Die gedämpften Taktschläge eines Metronoms begleiten die ersten Bilder dieses fast stummen Films, der eine geheimnisvolle, schwebende Stimmung zwischen Realität und Traum, Erinnerung und Imagination etabliert. Der Herzschlag des Lebens im Rhythmus der vergehenden Zeit evoziert zugleich eine Melancholie angesichts der Vergänglichkeit. Angesiedelt in einer nebelgrauen Vorstadtwelt aus Baustellen, Brücken, Unterführungen, Fabriken und Kneipen, spielt Dietrich de Velsas wiederentdeckter schwuler Pornofilm „Gleichung mit einem Unbekannten“ („Équation à un inconnu“, 1980) zugleich in einer in sich abgeschlossenen, spiralförmigen Welt. In ihre klandestinen Räume, ausgewiesen als Topographien der Homoerotik und entsprechend symbolisch aufgeladen, dringen Außengeräusche wie aus weiter Ferne. Zug- und Hafenlärm, Kindergeschrei und das Rauschen von Wasser kommen nicht aus dem Bild, sondern dienen der Suggestion. Verstärkt wird diese fast sakrale Atmosphäre noch durch den Einsatz klassischer Musik, die, gespielt auf Synthesizer und elektrischer Orgel, leicht verfremdend wirkt.

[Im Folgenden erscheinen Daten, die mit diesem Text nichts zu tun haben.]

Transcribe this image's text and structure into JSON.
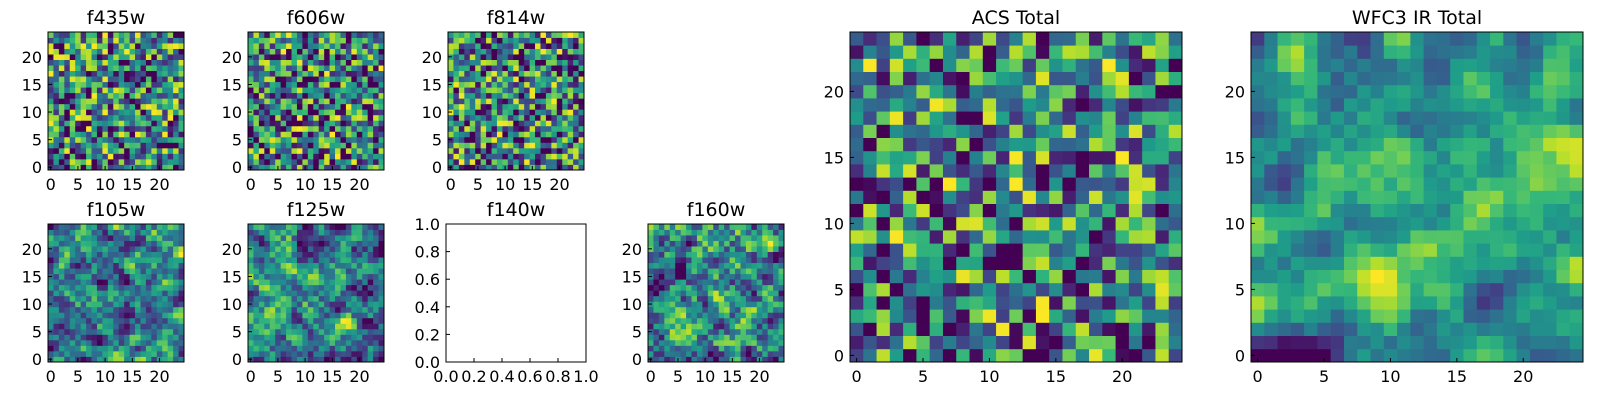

Dietrich de Velsa zeigt in seinem aus kunstvollen Einstellungen komponierten Film ausnahmslos jugendlich schöne Männer in ihrem sexuellen Begehren und in ihrer verzehrenden Lust, beim zärtlichen, fast unschuldig anmutenden Liebesspiel und in ekstatischen Orgien. Er inszeniert ihre Begegnungen an halböffentlichen Orten, die den Zuschauer-Voyeur zum Komplizen der durch Rahmungen distanzierten Voyeure im Bild machen. So werden Duschen, Umkleidekabinen, Kneipen-Toiletten und Unterführungen zur alltäglichen Bühne einer offenen, freien Sexualität, deren Erfüllung zugleich den Makel der Vergeblichkeit und des Hinfälligen in sich trägt. So scheint in den sehnsüchtigen, fast jenseitigen Blicken der Jünglinge die Zeit zwar aufgehoben, doch in ihren lasziv geöffneten Mündern vermischt sich der ätherische Atem des Lebens mit dem dunklen Hauch des Todes. Insofern öffnet sich der Film immer wieder einer Transzendenz, die seine Helden ebenso nährt wie verzehrt.
Als Dialektik zwischen An- und Abwesenheit lassen sich auch die Bewegungen der cruisenden Protagonisten im Raum verstehen. Ihre nächtlichen Motorradfahrten, als lange, dynamische Bewegungen inszeniert, suchen lustvoll das Unbekannte und öffnen sich einer unbeschwerten Freiheit. Wie sehr diese, vor allem auch in den Bildern sexuellen Verlangens, mit jugendlicher Unabhängigkeit verknüpft ist, wird wiederholt akzentuiert. Körper, Räume und Gegenstände sind dann regelrecht erotisch beseelt. Die sinnliche Welt kennt kein Außen und ist doch fremd und fern. Einmal sitzt ein Mann mittleren Alters – es könnte in der Logik des Films der Regisseurs sein – allein, schweigsam und scheinbar unbeteiligt in der Ecke einer Bar vor seinem Pastis, während sich wenige Schritte von ihm entfernt die Jungen in ihrer exzessiven, grenzüberschreitenden Lust besudeln. Die vergehende Zeit trennt ihn wie eine ferne Erinnerung von einem unmöglich gewordenen Begehren.